Aug. 15, 1996: Three professors are shot and killed when Frederick Martin Davidson, 36, a graduate engineering student at San Diego State University, is defending his thesis before a faculty committee and pulls out a handgun. Davidson was later sentenced in California to three life terms in prison without parole.
— The Associated Press
In 2013, Hanlin also sent a letter to Vice President Joe Biden after the shooting at a Newtown, Connecticut, elementary school, declaring that he and his deputies would refuse to enforce new gun-control restrictions “offending the constitutional rights of my citizens.”
Before the shooting, a posting on the message-board site 4chan included a photo of a crudely drawn frog used regularly in Internet memes with a gun and warned other users not to go to school Thursday in the Northwest. The messages that followed spoke of mass shootings, with some egging on and even offering tips to the original poster. It’s unclear if the messages are tied to the shooting because of the largely anonymous nature of the site.
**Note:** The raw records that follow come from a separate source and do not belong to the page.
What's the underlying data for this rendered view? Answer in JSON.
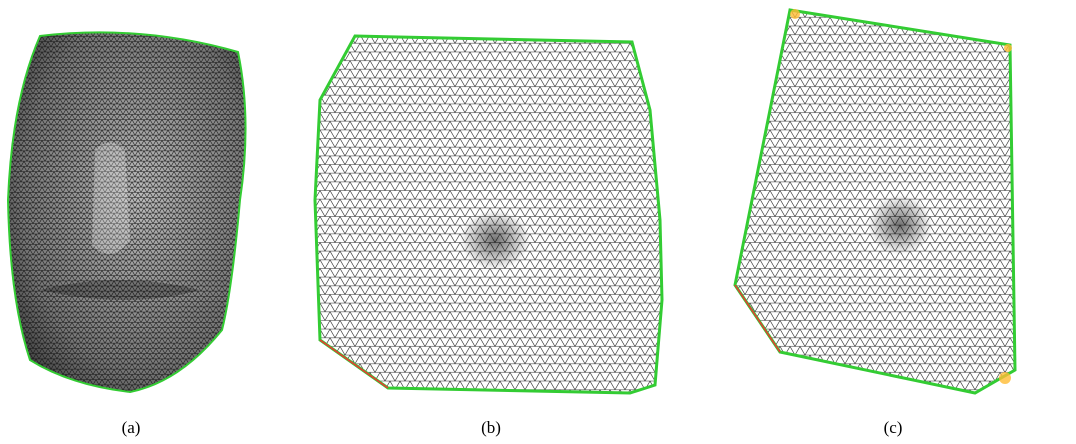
{
  "figure": {
    "panels": [
      {
        "label": "(a)"
      },
      {
        "label": "(b)"
      },
      {
        "label": "(c)"
      }
    ]
  }
}
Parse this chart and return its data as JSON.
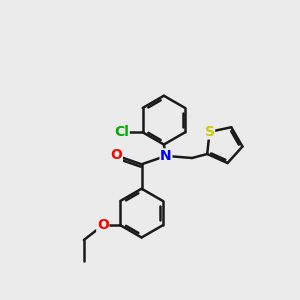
{
  "background_color": "#ebebeb",
  "atom_colors": {
    "N": "#0000ff",
    "O": "#ff0000",
    "S": "#cccc00",
    "Cl": "#00aa00"
  },
  "bond_color": "#1a1a1a",
  "bond_width": 1.8,
  "font_size": 10
}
The community along Interstate 5 west of the Cascade Mountains is in an area where the timber industry has struggled. In recent years, officials have tried to promote the region as a tourist destination for vineyards and outdoor activities.
Many of the students in local school district go on to attend the college of 3,000 students.
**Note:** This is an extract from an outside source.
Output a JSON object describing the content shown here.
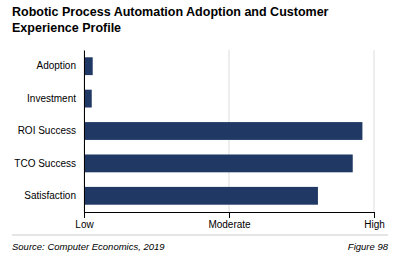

“We are a small, tight community, and there is no doubt that we will have staff and students that have family and friends impacted by this event,” Roseburg Public Schools Superintendent Gerry Washburn said.
Former UCC President Joe Olson, who retired in June after four years, said the school had no formal security staff, just one officer on a shift.
One of the biggest debates on campus last year was whether to post armed security officers on campus to respond to a shooting.
“I suspect this is going to start a discussion across the country about how community colleges prepare themselves for events like this,” he said.
There were no immediate plans to upgrade security on the campus in light of the shooting, Cavin said.